Availability or Control?

In the web business, we usually consider availability to be paramount - and given that motivation, we're getting pretty good at things like graceful degradation and partial failure. But now that you've pulled your system apart and neatly isolated all the features, how do you cope with the situation where no service is preferable to partial service?

This can be true. Consider, if you will, a trading system operated by a team of risk managers. You have built the system to be fault tolerant and allow partial failures - and this usually works out great - but what happens if a failure in the infrastructure or application results in the risk managers no longer being able to administer the system? It's still running publicly (thanks to you awesome failure isolation) so customers are still buying and selling. You cant change your prices and respond to changing market conditions - uh oh - exposure. What do we do?

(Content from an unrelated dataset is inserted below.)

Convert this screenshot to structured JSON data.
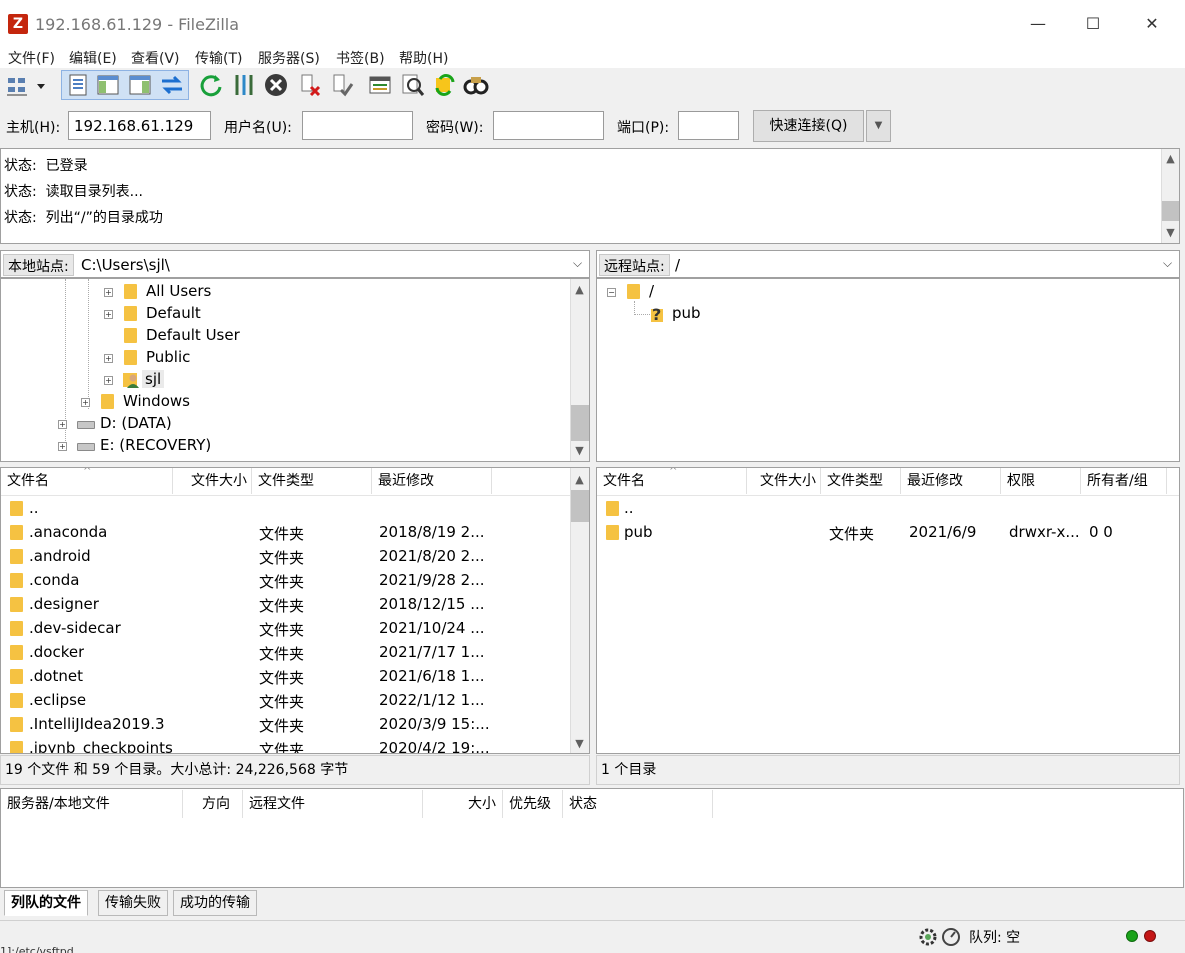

One answer is a word we don't like - especially if we just built a reasonably decoupled system - dependency. Yuck, but there is no shame in creating some intentional dependencies that support the business rules. If you never want to execute trades unless you can manage your position, then what is the advantage to running the trading system without the liability tool? Nothing - if anything it's an undesirable risk.

So draw up some service dependencies, or make the applications depend on their monitors at runtime. It might not appeal to how we'd like to run the system, but the truth is it accurately reflects how we'd like to run the business.